A arara-azul-de-lear (Anodorhynchus leari) é muito parecida com a arara-una (Anodorhynchus hyacinthinus), o maior psitacídeo do mundo. Mas esta tem 98 centímetros da cabeça à cauda, enquanto a de Lear chega aos 70 centímetros. Sua plumagem é de um azul mais claro e o amarelo em volta dos olhos e nas faces tem contornos diferentes. Tais diferenças são sutis para os leigos e o tamanho é a forma mais fácil de distinguir as duas espécies. Por isso, popularmente, a arara-azul-de-lear também é chamada de ararinha-azul, quando então a confusão é com uma terceira espécie, a Cyanopsitta spixii, hoje considerada extinta na natureza. A spixii é a ararinha-azul ‘de verdade’, enquanto a lear é a ‘outra’ ararinha-azul.

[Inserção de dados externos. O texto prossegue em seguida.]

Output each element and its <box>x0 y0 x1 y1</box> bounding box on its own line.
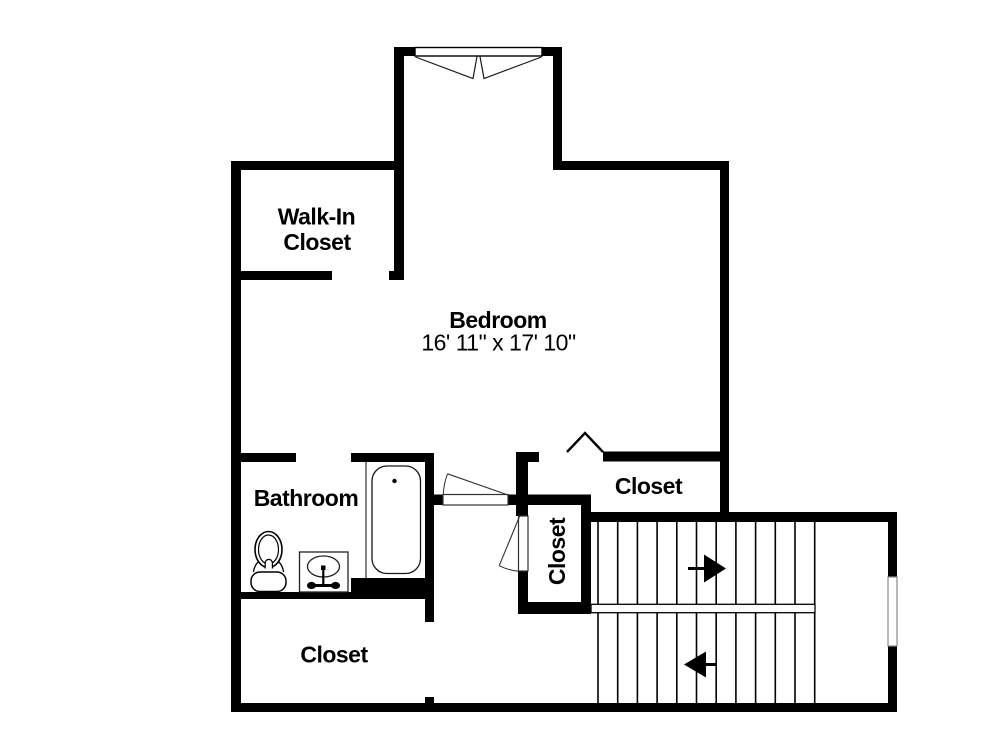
svg-text:Walk-In: Walk-In <box>278 204 355 230</box>
svg-text:Closet: Closet <box>544 517 570 585</box>
svg-text:Closet: Closet <box>300 642 368 668</box>
svg-text:Closet: Closet <box>615 473 683 499</box>
svg-text:Bathroom: Bathroom <box>254 485 359 511</box>
svg-text:16' 11" x 17' 10": 16' 11" x 17' 10" <box>421 330 576 356</box>
svg-text:Closet: Closet <box>283 229 351 255</box>
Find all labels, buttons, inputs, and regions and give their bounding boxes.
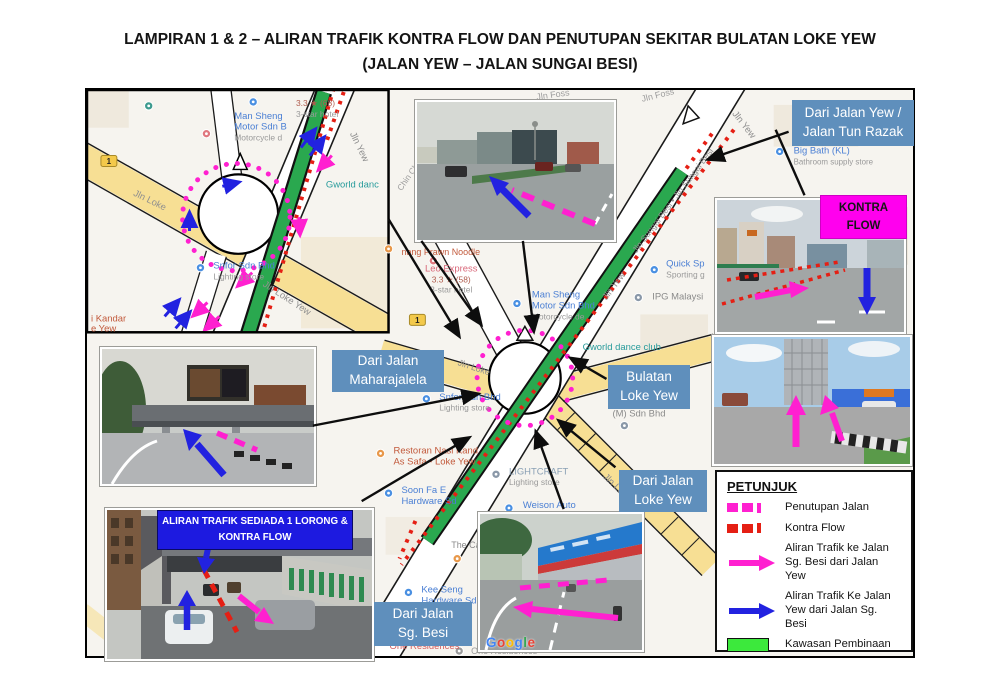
map-label: As Safa - Loke Yew [394,456,476,467]
map-label: Sporting g [666,270,705,280]
legend-item-penutupan: Penutupan Jalan [727,501,901,515]
penutupan-dash-icon [727,503,777,513]
map-label: e Yew [91,323,116,334]
map-label: Lighting store [509,477,560,487]
map-label: Soon Fa E [401,485,446,496]
map-label: Leo Express [425,264,478,275]
map-label: 3-star hotel [296,109,338,119]
blue-arrow-icon [727,602,777,620]
legend-petunjuk: PETUNJUK Penutupan Jalan Kontra Flow Ali… [715,470,913,652]
map-label: Lighting store [439,403,490,413]
street-photo-flyover [102,349,314,484]
map-label: 3-star hotel [430,285,472,295]
callout-line: Bulatan [608,368,690,387]
callout-line: Dari Jalan [374,605,472,624]
legend-label: Kontra Flow [785,522,845,536]
map-label: Hardware Sd [401,496,456,507]
callout-line: Loke Yew [608,387,690,406]
callout-line: Maharajalela [332,371,444,390]
google-letter: g [515,635,524,650]
legend-item-aliran-magenta: Aliran Trafik ke JalanSg. Besi dari Jala… [727,542,901,583]
map-label: Restoran Nasi Kand [394,445,479,456]
legend-item-kontra: Kontra Flow [727,522,901,536]
svg-text:1: 1 [107,157,112,166]
google-letter: e [528,635,536,650]
google-letter: G [486,635,497,650]
street-photo-tower-approach [714,337,910,464]
map-label: The Ca [451,540,480,550]
map-label: Man Sheng [532,290,580,301]
legend-item-aliran-blue: Aliran Trafik Ke JalanYew dari Jalan Sg.… [727,590,901,631]
map-label: Motor Sdn B [234,122,287,133]
callout-line: Loke Yew [619,491,707,510]
map-label: Motorcycle de [532,311,585,321]
callout-line: Dari Jalan [619,472,707,491]
legend-title: PETUNJUK [727,479,901,494]
lampiran-page: LAMPIRAN 1 & 2 – ALIRAN TRAFIK KONTRA FL… [0,0,1000,692]
street-photo-sg-besi [480,514,642,650]
callout-dari-jalan-yew-tun-razak: Dari Jalan Yew / Jalan Tun Razak [792,100,914,146]
svg-text:1: 1 [415,316,420,325]
legend-label: Aliran Trafik ke JalanSg. Besi dari Jala… [785,542,901,583]
map-label: LIGHTCRAFT [509,466,569,477]
callout-line: KONTRA FLOW [158,530,352,546]
map-label: Weison Auto [523,500,576,511]
title-line2: (JALAN YEW – JALAN SUNGAI BESI) [0,53,1000,78]
legend-item-kawasan: Kawasan Pembinaan [727,638,901,652]
callout-bulatan-loke-yew: Bulatan Loke Yew [608,365,690,409]
callout-line: Dari Jalan [332,352,444,371]
map-label: Motor Sdn Bhd [532,300,595,311]
map-label: Snfor Sdn Bhd [213,261,274,272]
diagram-board: 11 Jln FossJln FossJln YewJln Sungai Bes… [85,88,915,658]
magenta-arrow-icon [727,554,777,572]
map-label: Man Sheng [234,111,282,122]
callout-line: Sg. Besi [374,624,472,643]
map-label: nang Prawn Noodle [401,247,480,257]
kontra-dash-icon [727,523,777,533]
map-label: 3.3 ★ (58) [432,275,471,285]
callout-dari-jalan-sg-besi: Dari Jalan Sg. Besi [374,602,472,646]
callout-line: Jalan Tun Razak [792,123,914,142]
google-letter: o [506,635,515,650]
google-watermark: Google [486,635,536,650]
page-title: LAMPIRAN 1 & 2 – ALIRAN TRAFIK KONTRA FL… [0,28,1000,78]
callout-line: KONTRA [821,199,906,217]
callout-kontra-flow: KONTRA FLOW [820,195,907,239]
callout-line: FLOW [821,217,906,235]
map-label: 3.3 ★ (68) [296,98,335,108]
map-label: (M) Sdn Bhd [612,409,665,420]
map-label: Gworld danc [326,179,379,190]
map-label: Lighting store [213,272,264,282]
legend-label: Aliran Trafik Ke JalanYew dari Jalan Sg.… [785,590,901,631]
map-label: Bathroom supply store [794,157,874,166]
callout-aliran-trafik-sediada: ALIRAN TRAFIK SEDIADA 1 LORONG & KONTRA … [157,510,353,550]
map-label: Motorcycle d [234,133,282,143]
callout-dari-jalan-maharajalela: Dari Jalan Maharajalela [332,350,444,392]
map-label: Big Bath (KL) [794,146,850,157]
callout-line: ALIRAN TRAFIK SEDIADA 1 LORONG & [158,514,352,530]
title-line1: LAMPIRAN 1 & 2 – ALIRAN TRAFIK KONTRA FL… [0,28,1000,53]
map-label: Kee Seng [421,584,463,595]
google-letter: o [497,635,506,650]
map-label: Gworld dance club [583,342,661,353]
map-label: IPG Malaysi [652,292,703,303]
callout-dari-jalan-loke-yew: Dari Jalan Loke Yew [619,470,707,512]
map-label: Quick Sp [666,259,704,270]
kawasan-green-swatch [727,638,777,652]
legend-label: Kawasan Pembinaan [785,638,891,652]
map-label: Snfor Sdn Bhd [439,392,500,403]
legend-label: Penutupan Jalan [785,501,869,515]
callout-line: Dari Jalan Yew / [792,104,914,123]
street-photo-jalan-yew-junction [417,102,614,240]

Encontrada apenas no sertão da Bahia, na região conhecida como Raso da Catarina, a arara-azul-de-lear tem resistência sertaneja, vive na caatinga, num clima semiárido, de altas temperaturas e chuva irregular. Atualmente a espécie tem dois sítios de reprodução e dormitório, nos municípios de Jeremoabo (Serra Branca, propriedade particular) e Canudos (Toca Branca, patrimônio da Fundação Biodiversitas). De comportamento distinto das araraúnas, as Lear não dormem empoleiradas, mas procuram abrigo nas fendas dos paredões de arenito.

Durante o período de reprodução, os casais se separam do bando e passam a freqüentar o ninho feito em buracos nos paredões das chapadas, com altitudes de 380 e 800 metros e grandes desfiladeiros. A temporada reprodutiva chega com as chuvas (novembro) e se estende até maio, quando os filhotes começam a sair. Os casais são fiéis (monogâmicos) – como os demais psitacídeos – e dividem os cuidados ao filhote. Chegam a criar três filhotes por temporada, mas a média de sobrevivência é de duas ararinhas por casal.